Ovviamente, a prescindere dalla varietà, siamo al cospetto di un titolo dedicato alla MX, per giunta uno fra i migliori degli ultimi anni, un progetto che ha le carte in regola per soddisfare le esigenze di tutti gli appassionati della disciplina. La quantità di pezzi ed accessori disponibili è esorbitante, e ciascuno è stato realizzato con grandissima cura, mettendo in scena, assieme all'ottima caratterizzazione delle location, un tributo all'esperienza Motocross più classica.
D'altra parte, non possiamo sorvolare sulla necessità di un intervento mirato per sciogliere una volta e per sempre tutti i nodi legati alla fisica e al sistema di guida; insomma, al netto di tantissimi piccoli miglioramenti, si sente ancora la mancanza di un vero e proprio ribaltone simile a quello avvenuto nella cornice di MotoGP. Se il terzo capitolo divenne banco di prova dell'Unreal Engine e l'istanza Pro rimase compressa fra una moltitudine di altri progetti, questa edizione 2019 ha portato con sé un incalcolabile numero di limature, senza tuttavia perseguire alcun tipo di intervento radicale.
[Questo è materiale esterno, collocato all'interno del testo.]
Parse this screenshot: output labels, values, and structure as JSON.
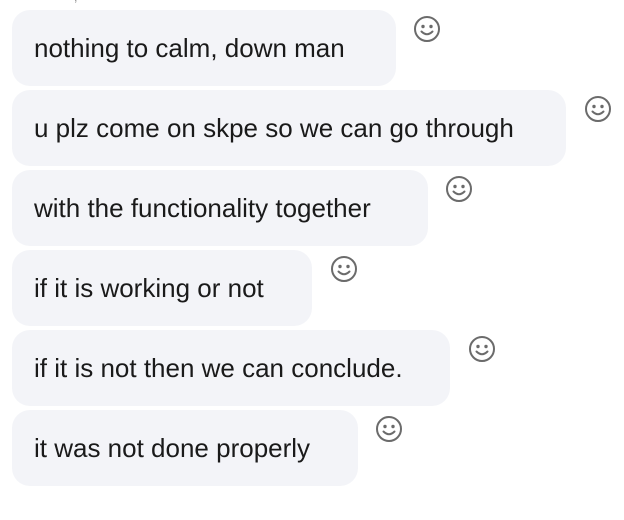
{
  "top_fragment": "— — ,",
  "messages": [
    {
      "text": "nothing to calm, down man",
      "reaction_icon": "smiley-reaction-icon"
    },
    {
      "text": "u plz come on skpe so we can go through",
      "reaction_icon": "smiley-reaction-icon"
    },
    {
      "text": "with the functionality together",
      "reaction_icon": "smiley-reaction-icon"
    },
    {
      "text": "if it is working or not",
      "reaction_icon": "smiley-reaction-icon"
    },
    {
      "text": "if it is not then we can conclude.",
      "reaction_icon": "smiley-reaction-icon"
    },
    {
      "text": "it was not done properly",
      "reaction_icon": "smiley-reaction-icon"
    }
  ],
  "colors": {
    "bubble": "#f3f4f8",
    "text": "#1a1a1a",
    "icon": "#6b6b6b"
  }
}
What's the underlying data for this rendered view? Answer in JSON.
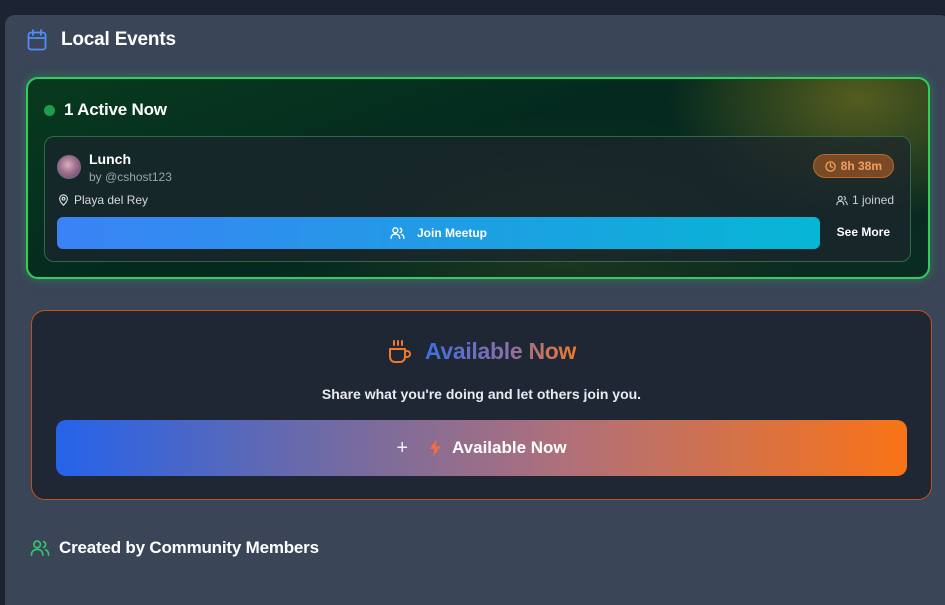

MXGP 2019 è il più classico dei sequel, uno scatolone contenente gran parte degli aromi giusti per accontentare gli appassionati di Motocross, ma è costretto a pagare lo scotto dei recenti successi di una Milestone in costante miglioramento. Del resto, quando dimostri di avere i numeri, è naturale che tutti finiscano per aspettarsi sempre qualcosina di più.